Firebird SQL op_connect_request DoS (Aug 20, 2009)

Firebird is a relational database offering many ANSI SQL standard features that runs on Linux, Windows, and a variety of Unix platforms. It can be run under three different types of architectures: Classic Server, Embedded Server, and Superserver. In typical client/server environments Firebird runs as either Classic Server or Superserver. In Classic Server mode, Firebird creates a separate process for every client connection, each with its own cache. Alternatively running in Superserver mode, Firebird executes as a single process serving all the connections, and using threads to handle requests.

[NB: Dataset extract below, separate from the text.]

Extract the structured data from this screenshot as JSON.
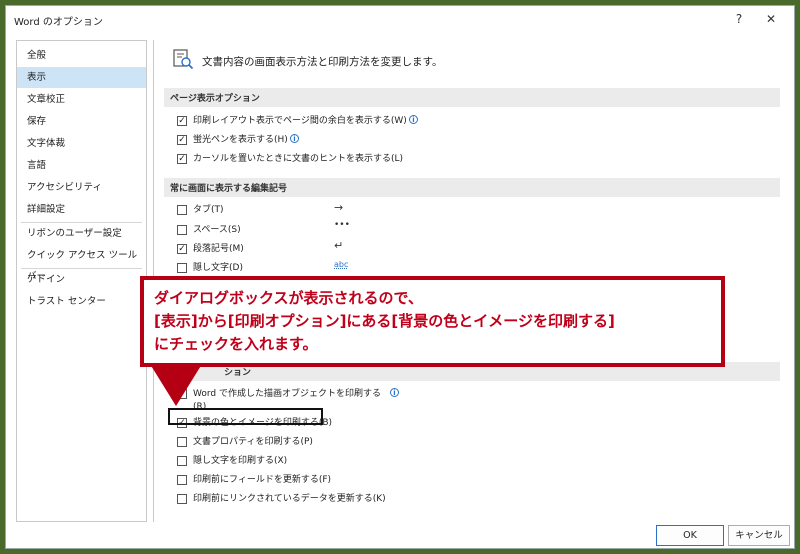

Firebird database server listens on port TCP/3050. All messages transferred through this port are defined as an XDR specification, which defines a common data representation format for remote function calls as bellow:

Offset Type Size Description ------ -------- ---- ----------- 0x0000 xdr_long  4 opcode  0x0004 data	 n depends on the opcode 

The content and length of the data field depends on the opcode. It has been observed that the opcode called op_connect_request(0x00000035) has the following structure:

Offset Type Size Description ------ -------- ---- ----------- 0x0000 xdr_long 4 opcode 0x35 0x0004 xdr_short 2 p_req_type 0x0006 xdr_short 2 p_req_object 0x0008 xdr_long 4 p_req_partner

A denial of service vulnerability exists in Firebird database server when running in Superserver mode. Specifically, the vulnerability is due to an exception handling error when processing op_connect_request(0x35) messages with an overly long data section. An attacker can exploit this issue by sending an op_connect_request message with a large data to cause a denial of service to the Firebird database server. The affected service must be manually restarted.

SonicWALL UTM research team has released an IPS signature that will detect and block generic attack attempts addressing this issue. The IPS signature is listed as bellow:

  • 4252 Firebird SQL op_connect_request DoS

This vulnerability has been assigned the Common Vulnerabilities and Exposures (CVE) identifier CVE-2009-2620.